Looking around, I realized that other than the Panty Girl, I was the only one their with clothes on. I briefly considered taking off my top and got a startling vision of my mother and thought better of it.
I repositioned the cushion, and rubbed my tailbone. I wondered if this was what Logan’s stakeouts were like.
Hairy Man bent over and picked up a hotdog he’d dropped off the grill—his big, white hairy butt reflecting the sunlight. I cringed. Probably not.
The smoky scent of barbecue made Marlowe’s stomach growl. Hairy Man stood up and turned and to my mortal embarrassment, he noticed I’d been staring at him. Dear Lord. I’d turned into one of Jenks’s gawkers. But I swear, the big hairy guy was like Medusa—one look and you turn to a big, gawking block of stone.
“Hey!” Hairy Man hollered, waving his spatula toward me and Marlowe. “You wanna join us for lunch?”
His naked wife waved, too, brandishing a big plate of grilled Oscar Meyer. I blinked. Holy hell. I just got invited to naked lunch.
“Um, we were just leaving,” I yelled back, “But thanks.” I looked toward Beckett and Jenks, who were jumping around hooting over a Full House. I hated to interrupt.

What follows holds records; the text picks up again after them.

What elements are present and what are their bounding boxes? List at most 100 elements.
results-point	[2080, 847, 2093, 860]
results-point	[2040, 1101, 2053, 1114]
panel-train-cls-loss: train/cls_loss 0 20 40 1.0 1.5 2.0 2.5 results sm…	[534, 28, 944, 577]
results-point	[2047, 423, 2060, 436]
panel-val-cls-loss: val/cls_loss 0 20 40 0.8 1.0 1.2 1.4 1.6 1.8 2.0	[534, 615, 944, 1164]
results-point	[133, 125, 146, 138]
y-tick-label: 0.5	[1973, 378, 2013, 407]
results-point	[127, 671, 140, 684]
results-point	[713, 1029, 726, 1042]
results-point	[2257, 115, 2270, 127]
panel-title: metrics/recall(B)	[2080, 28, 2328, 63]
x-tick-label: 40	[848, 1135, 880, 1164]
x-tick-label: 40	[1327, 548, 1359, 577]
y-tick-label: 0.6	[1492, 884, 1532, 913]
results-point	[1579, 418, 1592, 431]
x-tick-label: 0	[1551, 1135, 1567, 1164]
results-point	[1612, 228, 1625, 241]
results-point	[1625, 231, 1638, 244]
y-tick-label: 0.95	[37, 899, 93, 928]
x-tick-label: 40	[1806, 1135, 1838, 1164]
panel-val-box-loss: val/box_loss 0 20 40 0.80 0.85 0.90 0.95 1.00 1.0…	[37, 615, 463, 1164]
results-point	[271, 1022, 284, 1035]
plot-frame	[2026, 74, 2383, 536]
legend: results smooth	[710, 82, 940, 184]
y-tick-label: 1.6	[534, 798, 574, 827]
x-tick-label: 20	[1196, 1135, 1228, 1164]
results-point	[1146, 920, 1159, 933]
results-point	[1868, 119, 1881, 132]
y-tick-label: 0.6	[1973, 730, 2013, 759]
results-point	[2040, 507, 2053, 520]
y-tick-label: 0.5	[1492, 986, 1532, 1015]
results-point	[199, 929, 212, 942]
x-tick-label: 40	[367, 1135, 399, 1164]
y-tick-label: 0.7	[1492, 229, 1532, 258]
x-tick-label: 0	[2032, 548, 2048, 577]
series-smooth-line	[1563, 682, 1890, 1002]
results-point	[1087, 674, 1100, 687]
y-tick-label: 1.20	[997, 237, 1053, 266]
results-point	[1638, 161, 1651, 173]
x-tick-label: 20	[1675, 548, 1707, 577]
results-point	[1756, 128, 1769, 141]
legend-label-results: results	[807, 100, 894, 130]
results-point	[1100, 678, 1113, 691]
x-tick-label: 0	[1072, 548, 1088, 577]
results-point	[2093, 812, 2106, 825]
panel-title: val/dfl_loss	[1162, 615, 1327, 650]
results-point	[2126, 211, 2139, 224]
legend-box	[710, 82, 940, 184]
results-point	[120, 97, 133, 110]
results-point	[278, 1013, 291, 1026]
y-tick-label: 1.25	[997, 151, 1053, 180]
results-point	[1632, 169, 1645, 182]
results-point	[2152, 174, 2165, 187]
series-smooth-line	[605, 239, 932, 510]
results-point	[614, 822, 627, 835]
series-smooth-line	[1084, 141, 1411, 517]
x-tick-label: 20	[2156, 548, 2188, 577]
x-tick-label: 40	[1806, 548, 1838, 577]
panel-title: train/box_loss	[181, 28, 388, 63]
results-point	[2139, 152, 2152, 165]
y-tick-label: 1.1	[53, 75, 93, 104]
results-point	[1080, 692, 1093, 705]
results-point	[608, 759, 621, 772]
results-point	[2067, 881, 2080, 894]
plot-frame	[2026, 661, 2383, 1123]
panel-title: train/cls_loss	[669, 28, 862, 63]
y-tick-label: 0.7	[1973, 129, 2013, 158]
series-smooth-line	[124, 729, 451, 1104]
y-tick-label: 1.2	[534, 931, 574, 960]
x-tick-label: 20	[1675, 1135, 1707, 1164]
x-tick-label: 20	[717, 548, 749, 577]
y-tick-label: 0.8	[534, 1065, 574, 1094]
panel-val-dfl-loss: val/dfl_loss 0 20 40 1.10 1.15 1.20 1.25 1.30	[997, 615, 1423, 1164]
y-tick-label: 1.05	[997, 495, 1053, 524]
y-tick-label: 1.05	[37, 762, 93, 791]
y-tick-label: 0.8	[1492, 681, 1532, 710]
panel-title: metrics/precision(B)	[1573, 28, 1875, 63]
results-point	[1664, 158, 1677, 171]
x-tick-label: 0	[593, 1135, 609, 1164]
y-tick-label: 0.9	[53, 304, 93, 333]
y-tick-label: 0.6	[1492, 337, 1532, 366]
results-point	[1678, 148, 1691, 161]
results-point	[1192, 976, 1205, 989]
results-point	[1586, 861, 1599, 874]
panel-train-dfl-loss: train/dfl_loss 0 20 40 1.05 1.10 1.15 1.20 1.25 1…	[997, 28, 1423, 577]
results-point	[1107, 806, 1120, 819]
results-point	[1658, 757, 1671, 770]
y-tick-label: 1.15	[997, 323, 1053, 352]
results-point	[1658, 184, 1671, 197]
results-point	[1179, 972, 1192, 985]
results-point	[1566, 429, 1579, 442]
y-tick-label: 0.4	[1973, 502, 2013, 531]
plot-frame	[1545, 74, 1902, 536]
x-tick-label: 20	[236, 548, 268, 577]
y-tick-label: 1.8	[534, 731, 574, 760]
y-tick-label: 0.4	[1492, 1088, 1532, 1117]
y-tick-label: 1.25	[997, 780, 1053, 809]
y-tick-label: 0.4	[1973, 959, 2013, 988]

Mr. And Mrs. Hairy Man looked disappointed, as I started chunking stuff back into my beach bag and reaching for my cell phone.
“Miss? You left some trash,” Mrs. Hairy called to me, pointing at a bedraggled bit of paper. “Take nothing but memories, leave nothing but footprints.”
“Yeah, thanks,” I said. It was a torn playing card. I wondered if it was something Beckett or Jenks dropped, but it was torn and trash now. I’d pitch in the can at home, but for now, I stuffed it into my bag.
I punched speed dial for Logan. “You owe me for the toad,” I said when he answered.
“You need rescuing again?” he said.
“I’m being lectured on littering by a pair of nudies.”
There was a brief silence, followed by Logan’s baffled Fort Worth drawl. “Of course you are.”